The total rig count fell to 755 this week—82 rigs higher than the rig count this time in 2022 and 320 rigs lower than the rig count at the beginning of 2019, prior to the pandemic.
Oil rigs in the United States decreased by 1 this week, to 592. Gas rigs slipped 2 to 160. Miscellaneous rigs stayed the same.
The rig count in the Permian Basin fell by 1, partially offsetting last week’s 3-rig increase. Rigs in the Eagle Ford stayed the same.
Primary Vision’s Frac Spread Count, an estimate of the number of crews completing unfinished wells—a more frugal use of finances than drilling new wells, stayed the same for week ending March 24, at 290. This is 18 rigs more than a month ago, and 20 more than a year ago.

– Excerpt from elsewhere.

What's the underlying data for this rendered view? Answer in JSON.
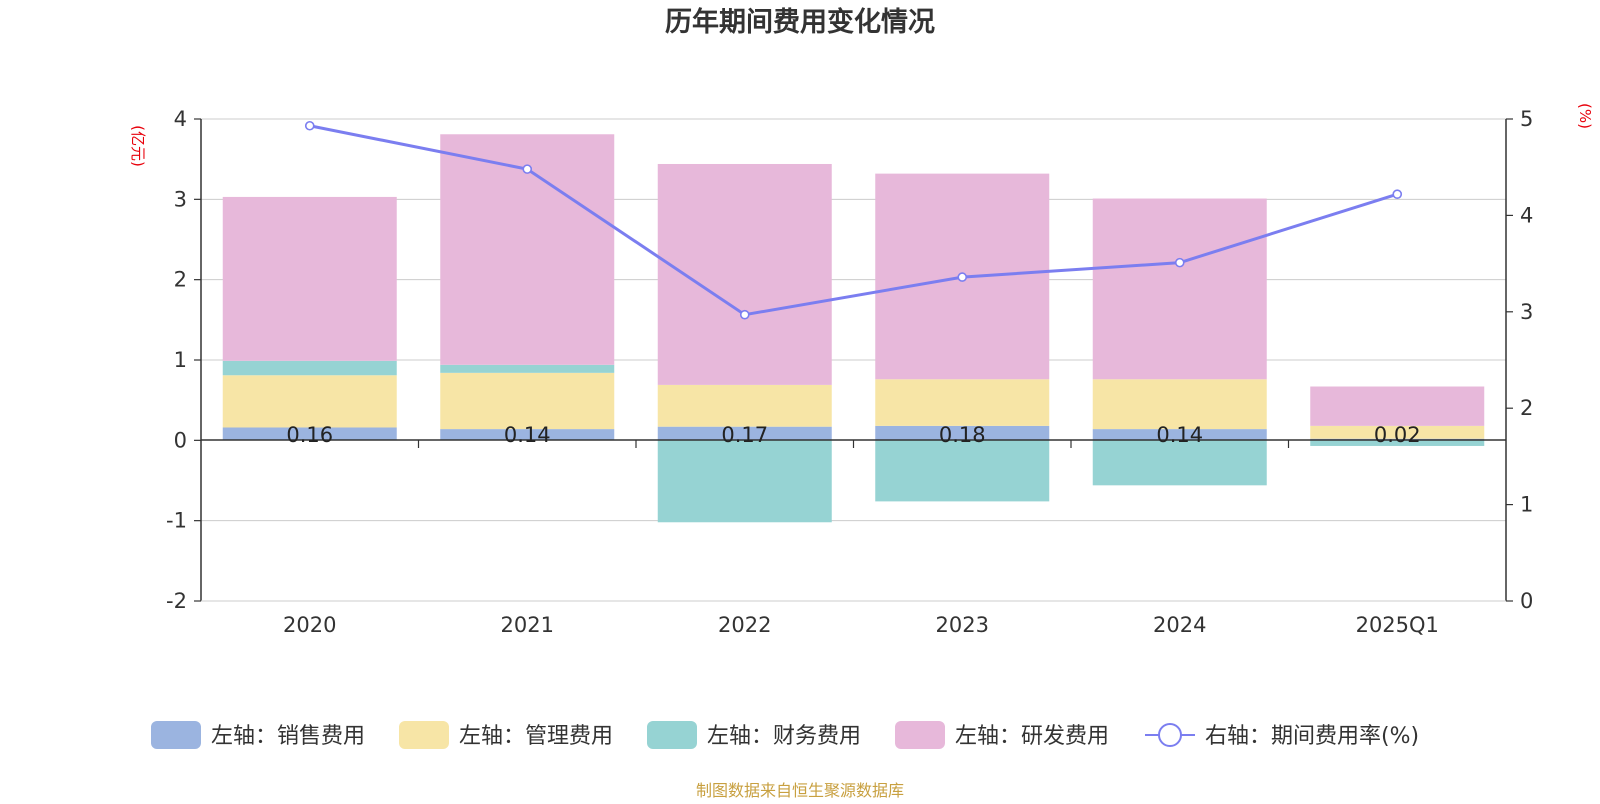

Crude oil production in the United States slipped 100,000 bpd in the week ending March 24, back to 12.2 million bpd, according to the latest weekly EIA estimates. U.S. production levels are up 500,000 bpd versus a year ago.
At 1:00 p.m. ET, the WTI benchmark was trading up $1.16 (+1.5%) on the day at $75.53, up nearly $7 per barrel from this time last week as fears subsided over a possible bank collapse contagion.
The Brent benchmark was trading up $0.44 (+0.56%) at $79.71 per barrel on the day, but up more than $5 per barrel from this time last Friday.
WTI was trading at $75.54 minutes after the data release, up 1.57% on the day.